Bunların her biri kendi politikalarını ortaya çıkarmaya çalışıyor sürekli olarak. Hepsi de orada ve her biri kendi Doğu’sunun propagandasını yapıp o Doğu uğruna savaşıyor. Özgürlük için mücadele eden Özgür Suriye Ordusu kendi özgün ‘özgürlük’ünün bayraktarlığını yapıyor. Bu birliğin bileşenlerinden birkaçı daha dün Halep civarında savaşırken, yeni oluşturulan muhalefeti tanımayacaklarını açıkladılar. Dolayısıyla onların özgürlüğü ile diğerlerinin özgürlüğü, birbirinden farklı şeyler. Halep’teki gruplar Suriye İslam Devleti’ni kurmaya çalışıyorlar. Gözümüz aydın olsun. Salt biz Hıristiyanların İslam devleti algısından ya da düpedüz İslam’dan korktuğu için değil, özgürlüğe yön verme çabasından ötürü, önce inanamadık, daha sonra da açıklayamadık, iktidardaki hükümetten yana olduğumuzu. Bırakalım Müslümanlar açıklasınlar, kendi özgürlükleri ile bizim özgürlüklerimizin aynı olduğunu. İşte o zaman korkmayız. Yakmasınlar kiliseleri. Duruşları net olsun. Ancak o zaman bizim özgürlüklerimiz onlarınki ile örtüşür.

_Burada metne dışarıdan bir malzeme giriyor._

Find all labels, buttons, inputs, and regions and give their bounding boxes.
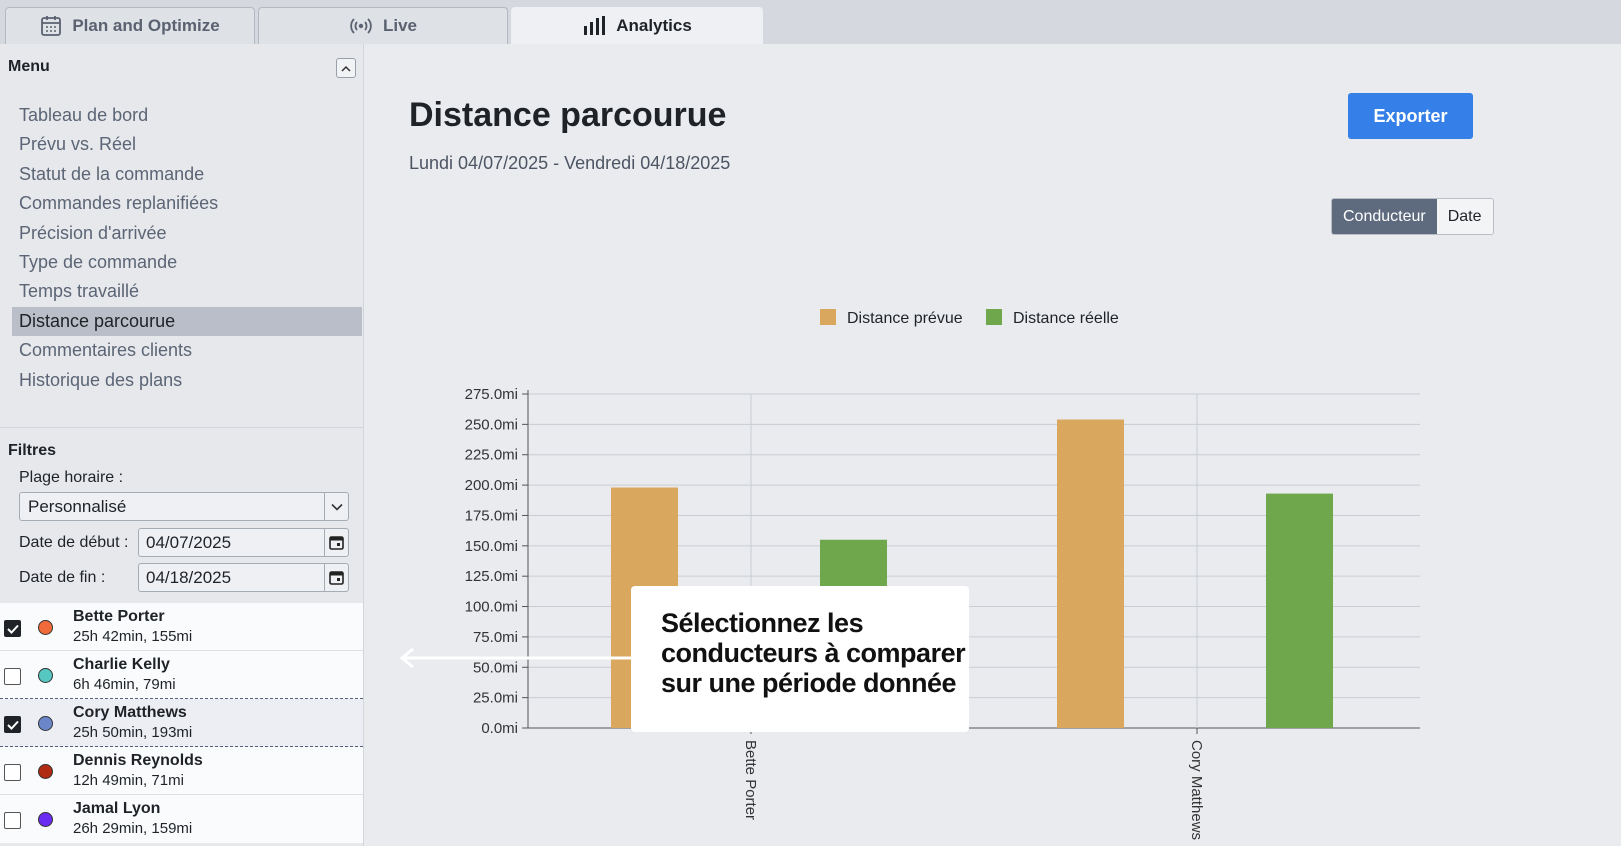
y-tick-label: 250.0mi bbox=[465, 416, 518, 433]
y-tick-label: 100.0mi bbox=[465, 599, 518, 616]
driver-stats: 26h 29min, 159mi bbox=[73, 820, 193, 837]
start-date-input[interactable]: 04/07/2025 bbox=[138, 528, 349, 557]
driver-checkbox[interactable] bbox=[4, 764, 21, 781]
x-tick-label: Cory Matthews bbox=[1188, 740, 1205, 840]
menu-item-precision-arrivee[interactable]: Précision d'arrivée bbox=[12, 219, 362, 248]
chevron-down-icon bbox=[324, 493, 348, 520]
filters-title: Filtres bbox=[8, 442, 57, 459]
time-range-select[interactable]: Personnalisé bbox=[19, 492, 349, 521]
menu-item-temps-travaille[interactable]: Temps travaillé bbox=[12, 277, 362, 306]
legend-label: Distance réelle bbox=[1013, 310, 1119, 327]
time-range-label: Plage horaire : bbox=[19, 469, 124, 486]
menu-item-tableau-de-bord[interactable]: Tableau de bord bbox=[12, 101, 362, 130]
tab-bar: Plan and Optimize Live Analytics bbox=[0, 0, 1621, 44]
driver-row[interactable]: Charlie Kelly 6h 46min, 79mi bbox=[0, 651, 363, 699]
driver-row[interactable]: Bette Porter 25h 42min, 155mi bbox=[0, 603, 363, 651]
driver-row[interactable]: Cory Matthews 25h 50min, 193mi bbox=[0, 699, 363, 747]
driver-name: Cory Matthews bbox=[73, 704, 187, 721]
menu-list: Tableau de bord Prévu vs. Réel Statut de… bbox=[12, 101, 362, 395]
y-tick-label: 225.0mi bbox=[465, 447, 518, 464]
menu-item-type-commande[interactable]: Type de commande bbox=[12, 248, 362, 277]
driver-color-dot bbox=[38, 716, 53, 731]
legend-swatch bbox=[986, 309, 1002, 325]
driver-checkbox[interactable] bbox=[4, 620, 21, 637]
y-tick-label: 25.0mi bbox=[473, 690, 518, 707]
bar-chart-icon bbox=[582, 16, 606, 36]
callout-line: Sélectionnez les bbox=[661, 608, 864, 638]
y-tick-label: 150.0mi bbox=[465, 538, 518, 555]
calendar-icon bbox=[40, 15, 62, 37]
y-tick-label: 75.0mi bbox=[473, 629, 518, 646]
bar bbox=[1057, 419, 1124, 728]
driver-row[interactable]: Dennis Reynolds 12h 49min, 71mi bbox=[0, 747, 363, 795]
driver-checkbox[interactable] bbox=[4, 668, 21, 685]
driver-name: Jamal Lyon bbox=[73, 800, 161, 817]
driver-list: Bette Porter 25h 42min, 155mi Charlie Ke… bbox=[0, 603, 363, 843]
tab-label: Live bbox=[382, 16, 418, 35]
tab-plan-and-optimize[interactable]: Plan and Optimize bbox=[5, 7, 255, 44]
tab-label: Analytics bbox=[616, 16, 692, 35]
menu-item-commandes-replanifiees[interactable]: Commandes replanifiées bbox=[12, 189, 362, 218]
x-tick-label: Bette Porter bbox=[742, 740, 759, 820]
collapse-menu-button[interactable] bbox=[336, 58, 356, 78]
distance-chart: 0.0mi 25.0mi 50.0mi 75.0mi 100.0mi 125.0mi 150… bbox=[400, 290, 1500, 846]
driver-name: Bette Porter bbox=[73, 608, 165, 625]
y-tick-label: 125.0mi bbox=[465, 568, 518, 585]
start-date-value: 04/07/2025 bbox=[146, 533, 232, 552]
legend-swatch bbox=[820, 309, 836, 325]
tab-label: Plan and Optimize bbox=[72, 16, 220, 35]
y-tick-label: 275.0mi bbox=[465, 386, 518, 403]
driver-stats: 25h 42min, 155mi bbox=[73, 628, 193, 645]
start-date-label: Date de début : bbox=[19, 534, 129, 551]
tooltip-callout: Sélectionnez les conducteurs à comparer … bbox=[631, 586, 969, 732]
driver-row[interactable]: Jamal Lyon 26h 29min, 159mi bbox=[0, 795, 363, 843]
group-by-toggle: Conducteur Date bbox=[1331, 198, 1494, 235]
driver-checkbox[interactable] bbox=[4, 716, 21, 733]
bar bbox=[1266, 493, 1333, 728]
menu-item-historique-plans[interactable]: Historique des plans bbox=[12, 366, 362, 395]
broadcast-icon bbox=[349, 16, 373, 36]
driver-color-dot bbox=[38, 812, 53, 827]
end-date-input[interactable]: 04/18/2025 bbox=[138, 563, 349, 592]
y-tick-label: 200.0mi bbox=[465, 477, 518, 494]
driver-stats: 25h 50min, 193mi bbox=[73, 724, 193, 741]
menu-title: Menu bbox=[8, 58, 50, 75]
chart-svg: 0.0mi25.0mi50.0mi75.0mi100.0mi125.0mi150… bbox=[465, 309, 1420, 840]
driver-stats: 12h 49min, 71mi bbox=[73, 772, 184, 789]
driver-color-dot bbox=[38, 764, 53, 779]
chevron-up-icon bbox=[341, 59, 351, 77]
end-date-value: 04/18/2025 bbox=[146, 568, 232, 587]
calendar-picker-icon[interactable] bbox=[324, 564, 348, 591]
toggle-date[interactable]: Date bbox=[1436, 199, 1493, 234]
menu-item-prevu-vs-reel[interactable]: Prévu vs. Réel bbox=[12, 130, 362, 159]
driver-name: Charlie Kelly bbox=[73, 656, 170, 673]
tab-analytics[interactable]: Analytics bbox=[511, 7, 763, 44]
toggle-conducteur[interactable]: Conducteur bbox=[1332, 199, 1437, 234]
callout-line: conducteurs à comparer bbox=[661, 638, 966, 668]
tab-live[interactable]: Live bbox=[258, 7, 508, 44]
page-title: Distance parcourue bbox=[409, 96, 727, 134]
driver-color-dot bbox=[38, 620, 53, 635]
driver-name: Dennis Reynolds bbox=[73, 752, 203, 769]
menu-item-statut-commande[interactable]: Statut de la commande bbox=[12, 160, 362, 189]
driver-color-dot bbox=[38, 668, 53, 683]
export-button[interactable]: Exporter bbox=[1348, 93, 1473, 139]
y-tick-label: 175.0mi bbox=[465, 507, 518, 524]
menu-item-commentaires-clients[interactable]: Commentaires clients bbox=[12, 336, 362, 365]
y-tick-label: 0.0mi bbox=[481, 720, 518, 737]
driver-checkbox[interactable] bbox=[4, 812, 21, 829]
driver-stats: 6h 46min, 79mi bbox=[73, 676, 176, 693]
menu-item-distance-parcourue[interactable]: Distance parcourue bbox=[12, 306, 362, 337]
legend-label: Distance prévue bbox=[847, 310, 963, 327]
arrow-left-icon bbox=[399, 648, 633, 668]
callout-line: sur une période donnée bbox=[661, 668, 957, 698]
end-date-label: Date de fin : bbox=[19, 569, 106, 586]
calendar-picker-icon[interactable] bbox=[324, 529, 348, 556]
time-range-value: Personnalisé bbox=[28, 497, 127, 516]
date-range-subtitle: Lundi 04/07/2025 - Vendredi 04/18/2025 bbox=[409, 153, 731, 173]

Böylece hepimiz daha özgür olabiliriz. Özgürlük yolunda çok şey yaşanır, çok şey yitirilir ama gerçek ‘kendi’ özgürlüğümüzü yitirmemeliyiz. Yitirmeyelim ki, her zaman, hepimiz için yön gösterici olsun.

O kadar çok insan, o kadar çok grup birbirine karşı savaşıyor ki, işin tadı iyice kaçtı. Artık televizyon izlemek ilginç değil, internetten haberleri takip etmek de... Kim her gün çocuk cesetleri görmek ister ki? Her gün açlık grevlerine, oturma eylemlerine tanık olmayı kim ister? İktidarın bombardımanları ve hak ihlalleri karşısında suspus oturup seyirci kalmayı kim ister? Bu kadar haksızlık fazla değil mi bize? Biz, kendi Ortadoğu’muzda barış içerisinde yaşamak istiyoruz. Sizin Ortadoğu’nuz sizin olsun, bizim Ortadoğu’muz bizim.